Siegel-Richman, who is studying at a Conservative yeshiva in Israel, was on her way to tuck notes written by her second graders in Colorado into the bricks of the Western Wall when she says guards surrounded her, asked why she was wearing a skullcap, and said “You don’t belong here.” They then escorted her to the taxi line outside the plaza.

“We are unaware of this incident and of Linda’s story, as are the police, and we hope it isn’t just another media event with no truth behind it,” Rabbi Rabinovitch said in a statement, YNet News reported. “If such an incident did take place, the Kotel ushers were wrong to prevent Linda from entering. The Western Wall is open to every man and woman. I would like to send my sincere apology and the ushers’ apology to Linda, and I hope she will come back and visit the Kotel soon.”

The statement continued, “Unfortunately, there has been a difficult atmosphere of suspicion and lack of faith in the Western Wall recently as a result of Women of the Wall’s loud struggle; an atmosphere that affects many worshippers, Linda among them.”

After years of arrests and interrogations of women wearing prayer shawls and tefillin at the Kotel, Judge Moshe Sobel ruled in 2013 that Women of the Wall do not disturb the public order or violate “local custom” with their monthly services, though charedi protesters continue to oppose them.

Women of the Wall expressed outrage at both the incident and Rabbi Rabinovitch’s response.

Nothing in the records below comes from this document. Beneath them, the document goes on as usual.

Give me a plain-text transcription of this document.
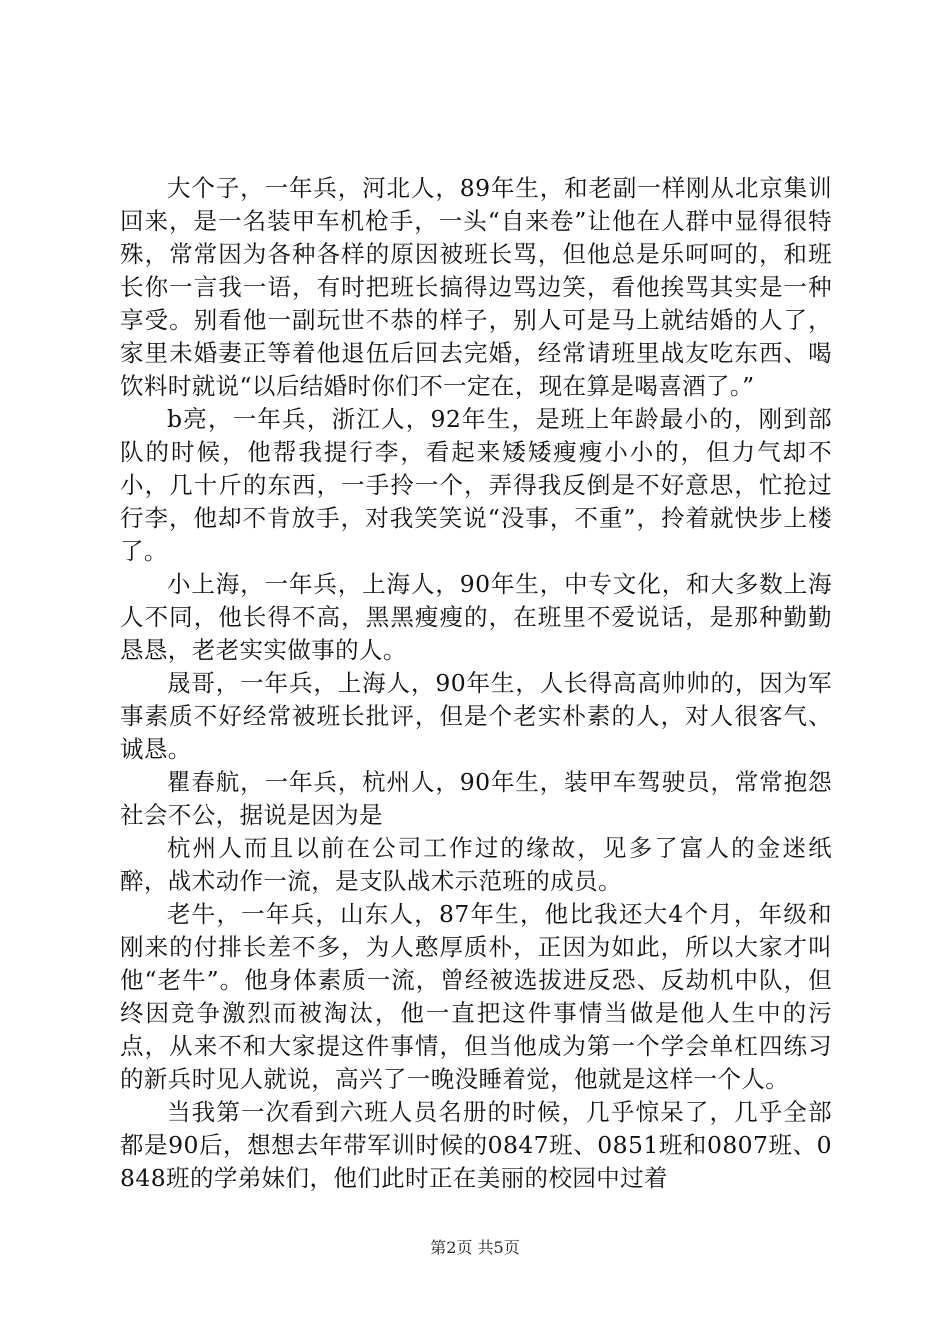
大个子，一年兵，河北人，89年生，和老副一样刚从北京集训回来，是一名装甲车机枪手，一头“自来卷”让他在人群中显得很特殊，常常因为各种各样的原因被班长骂，但他总是乐呵呵的，和班长你一言我一语，有时把班长搞得边骂边笑，看他挨骂其实是一种享受。别看他一副玩世不恭的样子，别人可是马上就结婚的人了，家里未婚妻正等着他退伍后回去完婚，经常请班里战友吃东西、喝饮料时就说“以后结婚时你们不一定在，现在算是喝喜酒了。”

b亮，一年兵，浙江人，92年生，是班上年龄最小的，刚到部队的时候，他帮我提行李，看起来矮矮瘦瘦小小的，但力气却不小，几十斤的东西，一手拎一个，弄得我反倒是不好意思，忙抢过行李，他却不肯放手，对我笑笑说“没事，不重”，拎着就快步上楼了。

小上海，一年兵，上海人，90年生，中专文化，和大多数上海人不同，他长得不高，黑黑瘦瘦的，在班里不爱说话，是那种勤勤恳恳，老老实实做事的人。

晟哥，一年兵，上海人，90年生，人长得高高帅帅的，因为军事素质不好经常被班长批评，但是个老实朴素的人，对人很客气、诚恳。

瞿春航，一年兵，杭州人，90年生，装甲车驾驶员，常常抱怨社会不公，据说是因为是

杭州人而且以前在公司工作过的缘故，见多了富人的金迷纸醉，战术动作一流，是支队战术示范班的成员。

老牛，一年兵，山东人，87年生，他比我还大4个月，年级和刚来的付排长差不多，为人憨厚质朴，正因为如此，所以大家才叫他“老牛”。他身体素质一流，曾经被选拔进反恐、反劫机中队，但终因竞争激烈而被淘汰，他一直把这件事情当做是他人生中的污点，从来不和大家提这件事情，但当他成为第一个学会单杠四练习的新兵时见人就说，高兴了一晚没睡着觉，他就是这样一个人。

当我第一次看到六班人员名册的时候，几乎惊呆了，几乎全部都是90后，想想去年带军训时候的0847班、0851班和0807班、0848班的学弟妹们，他们此时正在美丽的校园中过着

第2页 共5页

“This phenomenon of exclusion and discrimination again [of] women at the Kotel, in which female worshippers are harassed, offended and shamed, is the typical brand of Rabinowitz and his dedication to extremist-religious coercion,” they stated in a press release. “It is not surprising that Rabinowitz would blame the offensive and illegal behaviors of his staff on Women of the Wall and it would not surprise us if he blamed us for the government’s inability to pass a budget or for the chullent burning on Shabbat.”

This episode comes at the heels of Israeli religious minister David Azoulay’s remark that he does not consider Reform Jews to be Jewish and the rejection of a proposal to establish local conversion courts, a measure that would have loosened the Chief Rabbinate’s grip on religious affairs, further underscoring tensions among religious denominations in Israel.

“I can walk around anywhere with a kippah in the United States,” Siegel-Richman told YNet News, “but only in Israel I’m not allowed to do it freely?”